Edenal, the month of April

It was a sweltering day even for Edenal, and the only relief was the shade of the forest. Even there, the heat was almost unbearable. I stripped to my underwear, basically bathing gear. I was acutely aware as I did so that Phylba would see me. I reminded myself that he was a plant, but the feelings that rose in me at the idea of his watching did not follow any logic.

"Your body is lovely," he said, startling me so badly that I toppled over, landing in a bush with prickly leaves.

His tone changed to concern. "Come here, Valerie, and I will tend to your wounds."

As if in a hypnotic trance, I pulled myself up and obeyed him.

From where he got his information on human romance, I did not know. He would say that he pulled it from my own mind. In which case, I must marvel at the richness of my imagination and what memory there is, for I have not been especially promiscuous. So where did he get it then? The poetic compliments, the come-hither look in his dark, dark eyes? The way he made me feel: that melting, sinking below my waist as if I was going to swoon, the heat that flowed over my chest and up the sides of my face. How did he know how to do that?

It was only a matter of time; I was human after all. A lonely woman who had not been held by a man since... since when? Two years? No, it was four. I could hardly believe it. And loved? When was I last loved? No question there. Not since my long time lover, Vince. It was after his death that I began to seek off-Earth jobs.

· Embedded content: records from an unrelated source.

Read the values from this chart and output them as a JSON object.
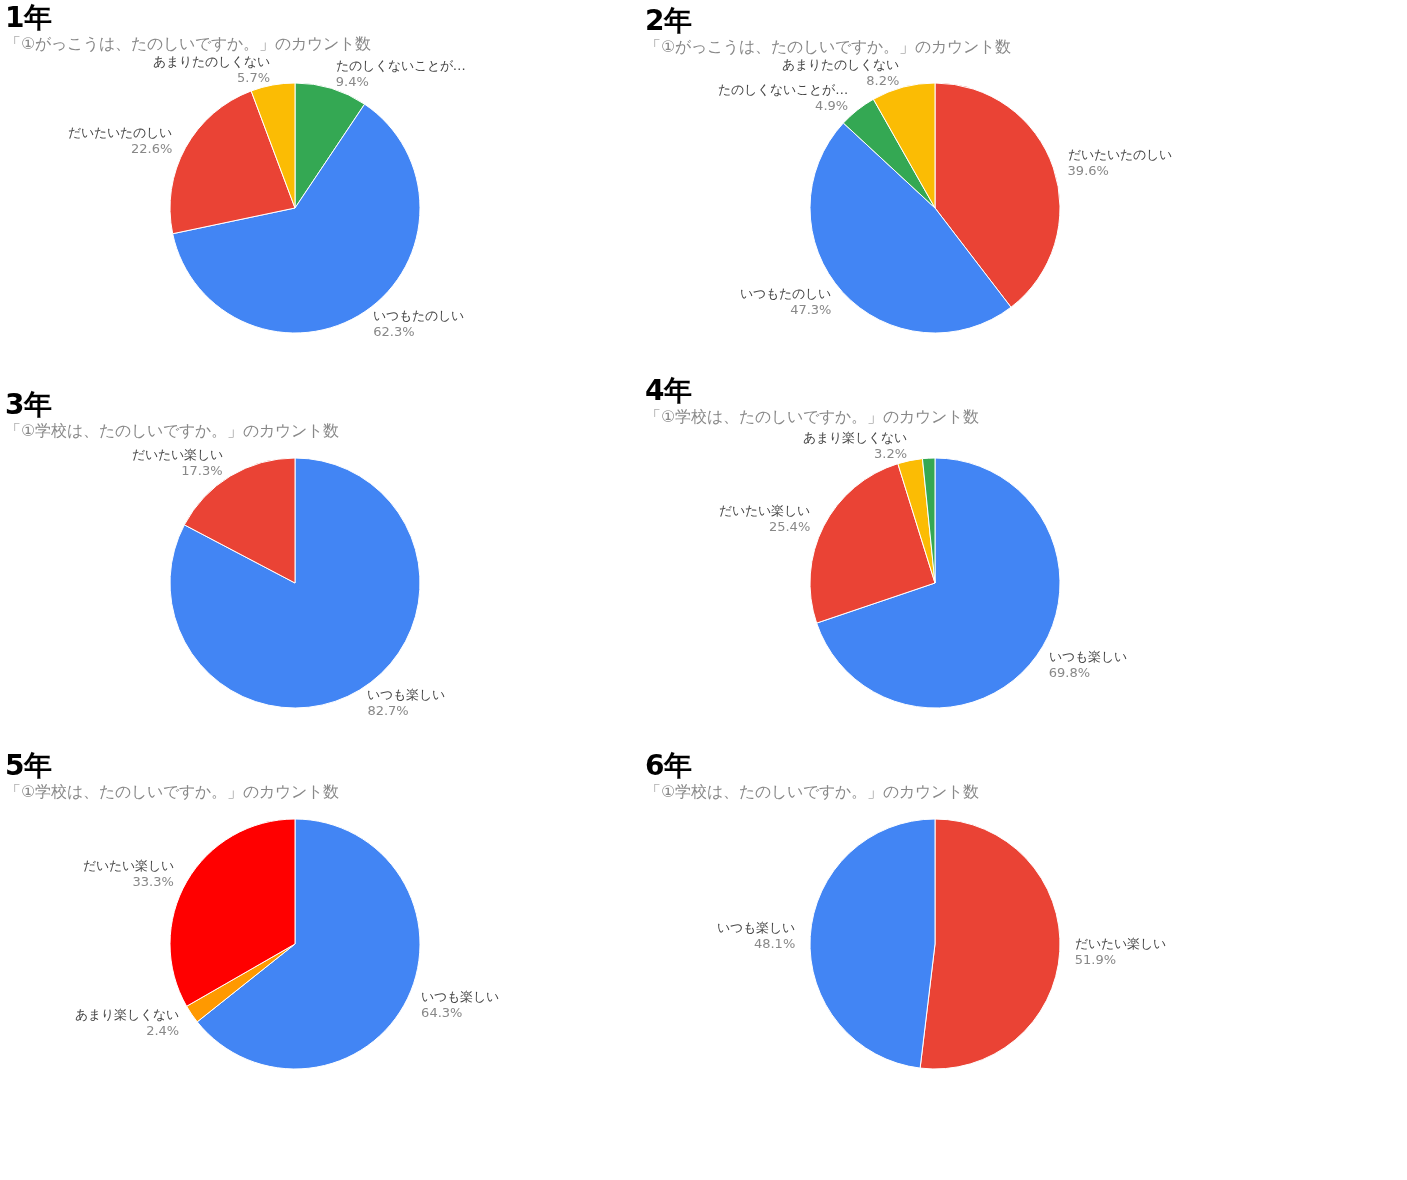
{
  "chart_data": [
    {
      "type": "pie",
      "title": "1年",
      "subtitle": "「①がっこうは、たのしいですか。」のカウント数",
      "categories": [
        "たのしくないことが…",
        "いつもたのしい",
        "だいたいたのしい",
        "あまりたのしくない"
      ],
      "values": [
        9.4,
        62.3,
        22.6,
        5.7
      ],
      "colors": [
        "#34a853",
        "#4285f4",
        "#ea4335",
        "#fbbc04"
      ],
      "value_labels": [
        "9.4%",
        "62.3%",
        "22.6%",
        "5.7%"
      ]
    },
    {
      "type": "pie",
      "title": "2年",
      "subtitle": "「①がっこうは、たのしいですか。」のカウント数",
      "categories": [
        "だいたいたのしい",
        "いつもたのしい",
        "たのしくないことが…",
        "あまりたのしくない"
      ],
      "values": [
        39.6,
        47.3,
        4.9,
        8.2
      ],
      "colors": [
        "#ea4335",
        "#4285f4",
        "#34a853",
        "#fbbc04"
      ],
      "value_labels": [
        "39.6%",
        "47.3%",
        "4.9%",
        "8.2%"
      ]
    },
    {
      "type": "pie",
      "title": "3年",
      "subtitle": "「①学校は、たのしいですか。」のカウント数",
      "categories": [
        "いつも楽しい",
        "だいたい楽しい"
      ],
      "values": [
        82.7,
        17.3
      ],
      "colors": [
        "#4285f4",
        "#ea4335"
      ],
      "value_labels": [
        "82.7%",
        "17.3%"
      ]
    },
    {
      "type": "pie",
      "title": "4年",
      "subtitle": "「①学校は、たのしいですか。」のカウント数",
      "categories": [
        "いつも楽しい",
        "だいたい楽しい",
        "あまり楽しくない",
        null
      ],
      "values": [
        69.8,
        25.4,
        3.2,
        1.6
      ],
      "colors": [
        "#4285f4",
        "#ea4335",
        "#fbbc04",
        "#34a853"
      ],
      "value_labels": [
        "69.8%",
        "25.4%",
        "3.2%",
        null
      ]
    },
    {
      "type": "pie",
      "title": "5年",
      "subtitle": "「①学校は、たのしいですか。」のカウント数",
      "categories": [
        "いつも楽しい",
        "あまり楽しくない",
        "だいたい楽しい"
      ],
      "values": [
        64.3,
        2.4,
        33.3
      ],
      "colors": [
        "#4285f4",
        "#ff9900",
        "#ff0000"
      ],
      "value_labels": [
        "64.3%",
        "2.4%",
        "33.3%"
      ]
    },
    {
      "type": "pie",
      "title": "6年",
      "subtitle": "「①学校は、たのしいですか。」のカウント数",
      "categories": [
        "だいたい楽しい",
        "いつも楽しい"
      ],
      "values": [
        51.9,
        48.1
      ],
      "colors": [
        "#ea4335",
        "#4285f4"
      ],
      "value_labels": [
        "51.9%",
        "48.1%"
      ]
    }
  ]
}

I stood in the forest of Edenal and considered my life. People lived to 147 or more. I was 47. I saw ninety years stretching ahead of me, possibly without love, most of it without the touch of a man. I turned and looked through the leaves and into the "eyes" of Phylba. And without a word, I went to him and let him do as he wanted.

 

Edenal, the month of May

Making love with a plant, this plant, was not much different than doing so with a human. He knew what I liked and expected, had all the necessary parts and did what any human male would do. The branch to which he was attached was quite flexible and allowed him to lie down, sit, roll over or spring into the air. He was sinewy and physically powerful but always careful not to injure me. Being formed from my subconscious, he fulfilled my every desire, even ones I had never dared act upon, those too embarrassing to disclose to a human lover.

"I want you all time there is," he said, beckoning for me to rejoin him. We lay on a bed woven from ganna vines and softened with vernot leaves. Somehow, when we were together, nothing bothered us, not the blood sucking insects, not the slithering creatures, not even the sweet fal-fals. I asked Phylba why not.

"It is my odor," he explained. "I control chemicals in my body that I emanate. When I want attract, I emit certain ones, when I want repel I choose others. You cannot detect them, they are not meant for you."

And then his hand stretched into a long vine that slithered up and down and all around me, giving me pleasure in ways I had never imagined, not even in my subconscious.